The minimum wage will rise by 6.7 per cent to £12.21 an hour for adults with increases of up to 18 per cent for younger workers, Reeves announced on Wednesday.
Simon Dodd, chief executive of pub chain Young’s, said minimum wage rises “needed to be balanced with support elsewhere, as there isn’t a magic money tree in the gardens of hospitality that can sustain a 6.7 per cent increase in its cost base overnight”.
Verity Davidge, director of policy and manufacturers’ group Make UK, said bigger national insurance bills would “cause many [companies] to think twice about recruiting, make pay increases for employees much less likely and inevitably lead to some job losses”.
Rain Newton-Smith, chief executive of the CBI business lobby group, said the Budget was “tough” for businesses and the increased costs would “hit [their] ability to invest and ultimately make it more expensive to hire people or give pay rises”.

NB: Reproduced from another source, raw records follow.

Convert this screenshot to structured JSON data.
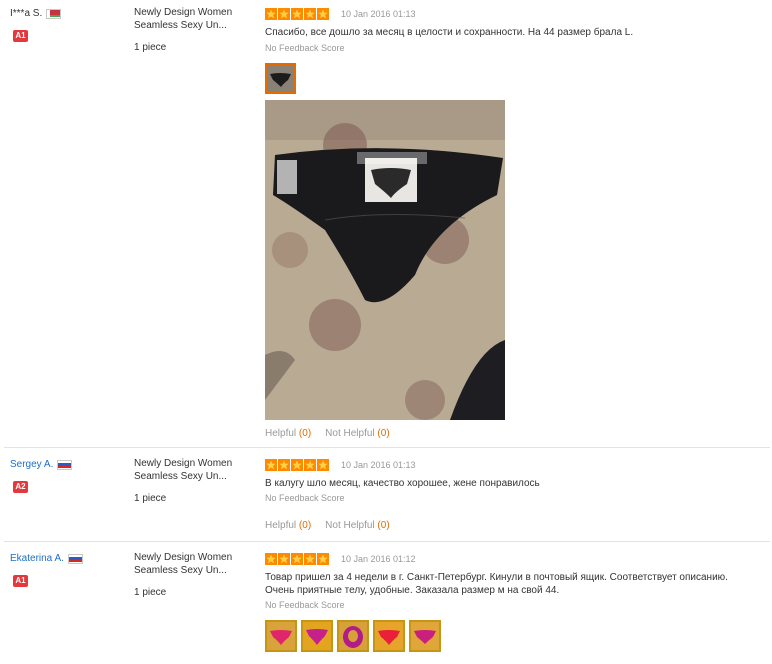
{
  "reviews": [
    {
      "buyer": "I***a S.",
      "country": "by",
      "level": "A1",
      "product_line1": "Newly Design Women",
      "product_line2": "Seamless Sexy Un...",
      "quantity": "1 piece",
      "rating": 5,
      "date": "10 Jan 2016 01:13",
      "text": "Спасибо, все дошло за месяц в целости и сохранности. На 44 размер брала L.",
      "feedback_score": "No Feedback Score",
      "helpful_label": "Helpful",
      "helpful_open": "(",
      "helpful_count": "0",
      "helpful_close": ")",
      "not_helpful_label": "Not Helpful",
      "not_helpful_count": "0"
    },
    {
      "buyer": "Sergey A.",
      "country": "ru",
      "level": "A2",
      "product_line1": "Newly Design Women",
      "product_line2": "Seamless Sexy Un...",
      "quantity": "1 piece",
      "rating": 5,
      "date": "10 Jan 2016 01:13",
      "text": "В калугу шло месяц, качество хорошее, жене понравилось",
      "feedback_score": "No Feedback Score",
      "helpful_label": "Helpful",
      "helpful_count": "0",
      "not_helpful_label": "Not Helpful",
      "not_helpful_count": "0"
    },
    {
      "buyer": "Ekaterina A.",
      "country": "ru",
      "level": "A1",
      "product_line1": "Newly Design Women",
      "product_line2": "Seamless Sexy Un...",
      "quantity": "1 piece",
      "rating": 5,
      "date": "10 Jan 2016 01:12",
      "text_line1": "Товар пришел за 4 недели в г. Санкт-Петербург. Кинули в почтовый ящик. Соответствует описанию.",
      "text_line2": "Очень приятные телу, удобные. Заказала размер м на свой 44.",
      "feedback_score": "No Feedback Score",
      "photo_count": 5
    }
  ],
  "colors": {
    "star": "#ff8a00",
    "accent": "#e46b00",
    "level_badge": "#e4393c",
    "link": "#1f6fc5"
  }
}
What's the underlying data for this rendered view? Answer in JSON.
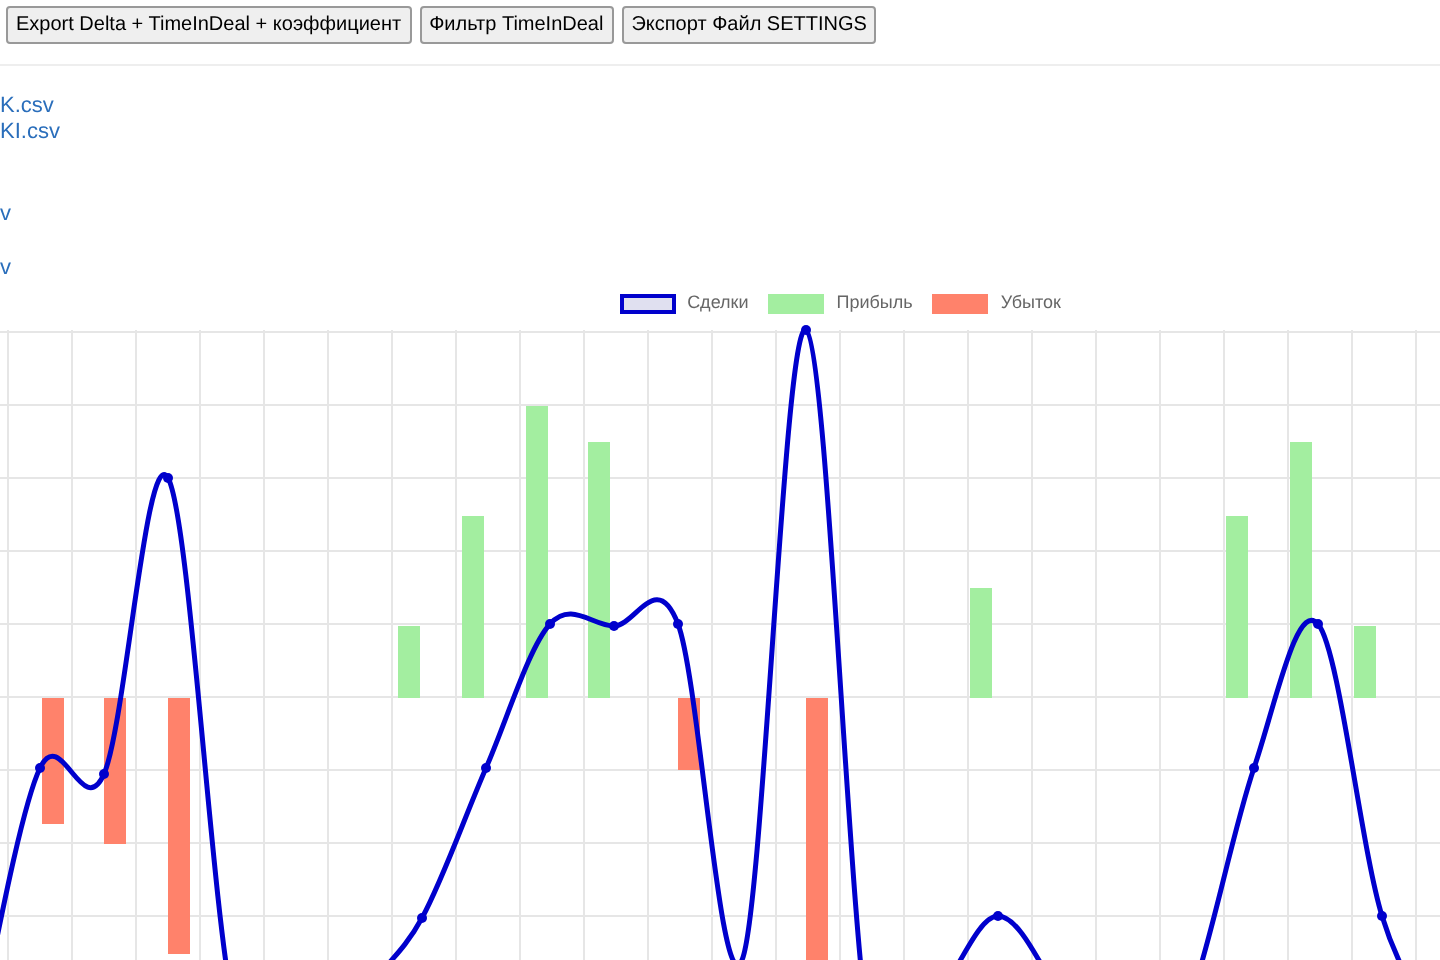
{
  "toolbar": {
    "buttons": [
      "Export Delta + TimeInDeal + коэффициент",
      "Фильтр TimeInDeal",
      "Экспорт Файл SETTINGS"
    ]
  },
  "file_links": [
    "K.csv",
    "KI.csv",
    "v",
    "v"
  ],
  "chart": {
    "legend": [
      {
        "label": "Сделки",
        "kind": "line",
        "color": "#0000cc"
      },
      {
        "label": "Прибыль",
        "kind": "bar",
        "color": "#a3eea0"
      },
      {
        "label": "Убыток",
        "kind": "bar",
        "color": "#ff826b"
      }
    ]
  }
}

“Only the private sector can provide the scale of investment required to deliver the government’s growth agenda,” said Newton-Smith as she called for the government to double down on its promised “partnership with business”.
Reeves’ change to the fiscal rules to allow the government to increase borrowing would help investment in the long term, Newton-Smith said.
Business relief, which allows businesses to be passed from one generation without paying inheritance tax, has been scaled back for inheritances of more than £1mn. Neil Davy, chief executive of the Family Business UK lobby group, said the changes were “a betrayal” of family business owners and farmers “that will result in valuable businesses being closed, sold and jobs lost”.
The BCC’s Haviland noted Reeves had “looked to ease the pain by holding out a promise of better days ahead”.
The chancellor pledged to cap corporation tax at 25 per cent for the duration of the current parliament and to retain the full expensing regime that allows companies to reduce their tax bills by immediately deducting the cost of investments in plant and machinery from their profits.
An existing relief on business rates for the retail, hospitality and leisure sectors will be continued. But their discount will fall to 40 per cent from the current 75 per cent, meaning the rates bills of hundreds of thousands of businesses will more than double.